ぴちきょ:それから、ワールドのQuest対応(※)や軽量化も難題でした。どうしても容量の制限があるので、たくさん詰め込みたいものがあるなかで、テトリスのように「なにを優先して、なにを削るか」ということを考える必要があるんです。そこに関しては、日々チームで試行錯誤していましたね。それから、スカジャンについてもQuest対応した際に違和感のないような調整を進めているところなので、Quest単体ユーザーのみなさんも楽しみにお待ちいただければと思います。
mehori:意外に苦労したところでいうと、ワールドの方向性を決めるブレインストーミングには、2ヶ月ほどの時間を費やしています。いま流行りの生成AIも活用して、ワールドに関するイメージをたくさん用意し、細かく詰めていったんですが、これがかなり大変でした。
いかにも「サイバーパンク」な世界観にしてしまうとやりすぎですし、逆に横須賀をそのまま再現しても「現地に行かなくても、メタバースでいいじゃん」となり、現地に来てくれないかもしれない。だから、少しだけ未来感を演出するくらいにとどめ、そのうえで「ドブ板通り商店街」らしさも残しつつ……ということで「未来の人もいまの横須賀をなつかしく思って大切に思っている」という雰囲気を、物語のように説明する。そんな絶妙なバランスを、試行錯誤で探っていきました。
企画段階でも、横須賀市の方には「完全再現しては観光施策になりません」と強く言ってあって、それに市の方も大いに同意していただいたんですが、自由度が高まった分、方向性についての悩みは深くなっていましたね(笑)。
【※ワールドのQuest対応……PCと接続せずに『Quest』のみを利用して『VRChat』をプレイするユーザーの場合、ワールドのファイルサイズが一定以下であることや、対応した形式となっていることなどの制限が課される】
――たしかに、完全再現では観光施策にならないものの、“やりすぎ”ても観光施策にはならない。難しいバランスですね。
mehori:そこで大いに助けられたのが、kaitanさんのコンセプトアートです。たとえば、三笠公園の頭上に未来的なモノレールが走っていたり、街の上に「浮遊する建物」がありますよね。これ、実はコンセプトアートが発祥なんです。
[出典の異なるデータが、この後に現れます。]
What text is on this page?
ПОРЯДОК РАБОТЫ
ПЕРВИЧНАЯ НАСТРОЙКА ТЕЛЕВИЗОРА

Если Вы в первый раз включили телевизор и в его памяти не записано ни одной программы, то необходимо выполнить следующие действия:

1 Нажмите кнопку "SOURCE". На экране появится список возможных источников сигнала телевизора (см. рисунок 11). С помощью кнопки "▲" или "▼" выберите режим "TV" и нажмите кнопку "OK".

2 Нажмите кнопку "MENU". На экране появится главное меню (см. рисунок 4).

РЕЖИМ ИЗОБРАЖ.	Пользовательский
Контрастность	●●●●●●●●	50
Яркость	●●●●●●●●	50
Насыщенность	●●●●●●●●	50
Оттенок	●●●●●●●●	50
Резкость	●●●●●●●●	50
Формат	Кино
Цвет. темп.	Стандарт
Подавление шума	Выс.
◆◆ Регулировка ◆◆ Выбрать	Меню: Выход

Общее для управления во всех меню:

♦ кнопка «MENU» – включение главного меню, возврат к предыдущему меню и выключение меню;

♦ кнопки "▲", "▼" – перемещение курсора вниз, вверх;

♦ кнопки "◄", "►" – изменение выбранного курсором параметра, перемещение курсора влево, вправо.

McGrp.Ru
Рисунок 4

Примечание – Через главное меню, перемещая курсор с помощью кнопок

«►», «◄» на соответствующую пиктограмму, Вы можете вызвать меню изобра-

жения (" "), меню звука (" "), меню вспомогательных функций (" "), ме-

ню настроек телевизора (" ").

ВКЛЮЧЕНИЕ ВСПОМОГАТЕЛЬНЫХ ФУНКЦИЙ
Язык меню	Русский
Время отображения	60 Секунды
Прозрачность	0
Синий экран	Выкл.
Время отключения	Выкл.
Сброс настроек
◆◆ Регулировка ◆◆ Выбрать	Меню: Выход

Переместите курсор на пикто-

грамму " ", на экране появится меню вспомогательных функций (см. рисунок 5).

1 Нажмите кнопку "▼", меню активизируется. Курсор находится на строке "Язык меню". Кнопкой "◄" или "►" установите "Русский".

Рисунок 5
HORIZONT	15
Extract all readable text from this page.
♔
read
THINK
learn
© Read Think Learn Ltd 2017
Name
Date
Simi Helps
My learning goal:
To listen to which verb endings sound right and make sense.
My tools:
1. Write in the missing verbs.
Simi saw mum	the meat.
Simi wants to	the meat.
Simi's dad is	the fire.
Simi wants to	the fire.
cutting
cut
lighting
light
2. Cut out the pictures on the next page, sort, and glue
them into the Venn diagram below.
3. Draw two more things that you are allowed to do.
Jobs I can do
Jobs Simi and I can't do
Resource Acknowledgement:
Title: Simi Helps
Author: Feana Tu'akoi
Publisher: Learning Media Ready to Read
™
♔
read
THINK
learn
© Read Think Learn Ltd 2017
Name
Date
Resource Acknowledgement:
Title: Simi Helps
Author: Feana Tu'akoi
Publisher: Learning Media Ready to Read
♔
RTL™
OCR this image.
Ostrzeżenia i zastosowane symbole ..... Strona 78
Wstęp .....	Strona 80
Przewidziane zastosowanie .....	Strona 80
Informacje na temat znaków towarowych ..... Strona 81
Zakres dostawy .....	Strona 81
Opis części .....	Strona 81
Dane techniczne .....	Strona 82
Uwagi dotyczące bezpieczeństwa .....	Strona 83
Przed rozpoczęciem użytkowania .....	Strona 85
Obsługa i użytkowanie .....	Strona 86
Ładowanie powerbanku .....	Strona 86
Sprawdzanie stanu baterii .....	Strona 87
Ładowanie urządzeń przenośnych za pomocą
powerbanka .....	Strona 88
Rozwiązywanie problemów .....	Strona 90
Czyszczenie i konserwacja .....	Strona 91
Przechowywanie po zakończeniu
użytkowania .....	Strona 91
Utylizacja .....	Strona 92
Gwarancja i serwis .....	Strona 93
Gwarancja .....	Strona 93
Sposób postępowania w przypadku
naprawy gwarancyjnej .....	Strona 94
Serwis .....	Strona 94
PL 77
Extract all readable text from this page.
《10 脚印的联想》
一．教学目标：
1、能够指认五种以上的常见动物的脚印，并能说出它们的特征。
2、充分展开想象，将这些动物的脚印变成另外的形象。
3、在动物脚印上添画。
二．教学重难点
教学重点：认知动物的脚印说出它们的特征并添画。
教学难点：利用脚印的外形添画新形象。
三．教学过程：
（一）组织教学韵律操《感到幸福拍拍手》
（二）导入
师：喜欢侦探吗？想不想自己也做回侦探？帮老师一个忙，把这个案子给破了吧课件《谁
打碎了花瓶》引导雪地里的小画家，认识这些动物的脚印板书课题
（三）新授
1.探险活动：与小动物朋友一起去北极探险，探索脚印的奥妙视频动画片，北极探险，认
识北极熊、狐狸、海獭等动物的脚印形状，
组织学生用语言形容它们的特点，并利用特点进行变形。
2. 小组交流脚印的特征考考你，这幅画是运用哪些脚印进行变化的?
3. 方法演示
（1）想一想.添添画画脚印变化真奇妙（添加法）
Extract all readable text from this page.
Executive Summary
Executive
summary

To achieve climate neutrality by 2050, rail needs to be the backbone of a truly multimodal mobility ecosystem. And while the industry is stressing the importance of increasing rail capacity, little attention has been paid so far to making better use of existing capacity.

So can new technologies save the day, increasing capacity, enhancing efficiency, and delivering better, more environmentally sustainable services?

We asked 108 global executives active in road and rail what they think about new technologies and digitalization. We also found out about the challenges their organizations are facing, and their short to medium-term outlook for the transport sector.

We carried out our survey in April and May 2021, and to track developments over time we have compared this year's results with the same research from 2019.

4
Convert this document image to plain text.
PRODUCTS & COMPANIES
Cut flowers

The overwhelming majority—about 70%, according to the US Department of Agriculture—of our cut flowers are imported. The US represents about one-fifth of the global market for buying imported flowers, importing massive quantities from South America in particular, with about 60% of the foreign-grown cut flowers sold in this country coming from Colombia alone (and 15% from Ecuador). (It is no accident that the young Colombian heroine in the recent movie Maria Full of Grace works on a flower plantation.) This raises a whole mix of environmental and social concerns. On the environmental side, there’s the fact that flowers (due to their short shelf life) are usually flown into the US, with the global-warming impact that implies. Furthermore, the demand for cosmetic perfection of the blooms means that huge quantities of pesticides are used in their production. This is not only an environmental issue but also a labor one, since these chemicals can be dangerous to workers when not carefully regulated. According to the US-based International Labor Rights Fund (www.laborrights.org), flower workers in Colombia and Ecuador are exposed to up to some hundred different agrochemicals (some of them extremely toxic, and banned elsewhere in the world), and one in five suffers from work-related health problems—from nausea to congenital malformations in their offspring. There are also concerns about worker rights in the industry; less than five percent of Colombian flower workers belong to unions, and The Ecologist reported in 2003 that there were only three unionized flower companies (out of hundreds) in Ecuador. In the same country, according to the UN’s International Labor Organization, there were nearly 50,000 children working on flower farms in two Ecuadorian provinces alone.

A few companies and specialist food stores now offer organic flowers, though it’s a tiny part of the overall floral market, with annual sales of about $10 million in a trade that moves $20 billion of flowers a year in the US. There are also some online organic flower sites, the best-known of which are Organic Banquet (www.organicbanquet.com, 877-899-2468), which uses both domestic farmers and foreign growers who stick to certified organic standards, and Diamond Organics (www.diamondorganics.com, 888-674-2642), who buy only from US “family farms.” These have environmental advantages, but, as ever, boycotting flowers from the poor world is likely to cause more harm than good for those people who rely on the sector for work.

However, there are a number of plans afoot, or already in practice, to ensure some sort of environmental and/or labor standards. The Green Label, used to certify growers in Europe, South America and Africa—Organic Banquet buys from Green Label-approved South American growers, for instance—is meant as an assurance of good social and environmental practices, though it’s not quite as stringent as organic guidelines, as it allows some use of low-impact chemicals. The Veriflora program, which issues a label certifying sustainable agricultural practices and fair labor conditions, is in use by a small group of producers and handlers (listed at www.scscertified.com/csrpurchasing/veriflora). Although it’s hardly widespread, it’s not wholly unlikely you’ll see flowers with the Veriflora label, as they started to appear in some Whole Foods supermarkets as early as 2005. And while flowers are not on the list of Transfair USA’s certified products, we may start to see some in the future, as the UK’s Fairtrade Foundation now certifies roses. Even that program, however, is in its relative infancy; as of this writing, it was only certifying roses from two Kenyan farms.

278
そのコンセプトアートも、我々からkaitanさんへ生成画像を提供して「こんな風にしていきたい」とイメージを伝えたことで、kaitanさんからスパッと出てきたものだったんです。
これがもう「まさにそのものだ!」とチーム全員が感激したものでして。ラフの段階で相当な完成度だったこともあり、ワールドの方向性を定める大きな助けになってくれました。なので自然と、ワールド制作においても、コンセプトアートにある細かなものまで作る流れになっていて、本当に「みんなで作り上げてきた」という実感がありますね。
ぴちきょ:ラフの段階で「もう完成じゃないの!?」みたいな雰囲気になりましたよね!
mehori:とはいえ、もしほかのプロジェクトで似たような施策をやるときに「まずはコンセプトアートを作りましょう」とアドバイスできるかといえば、そうではないことはお伝えしておきたいです。大元のイメージや情報を、しっかりと整理して提示し、その上でクリエイターの創造力が触発されるように見せなければいけない点には、留意してほしいところです。
小山田:ちなみにあのコンセプトアートには、よく見ると奥に「猿島」が描かれています。すでに以後の展開の“布石”も全て込めてあるので、ぜひチェックしてみてください。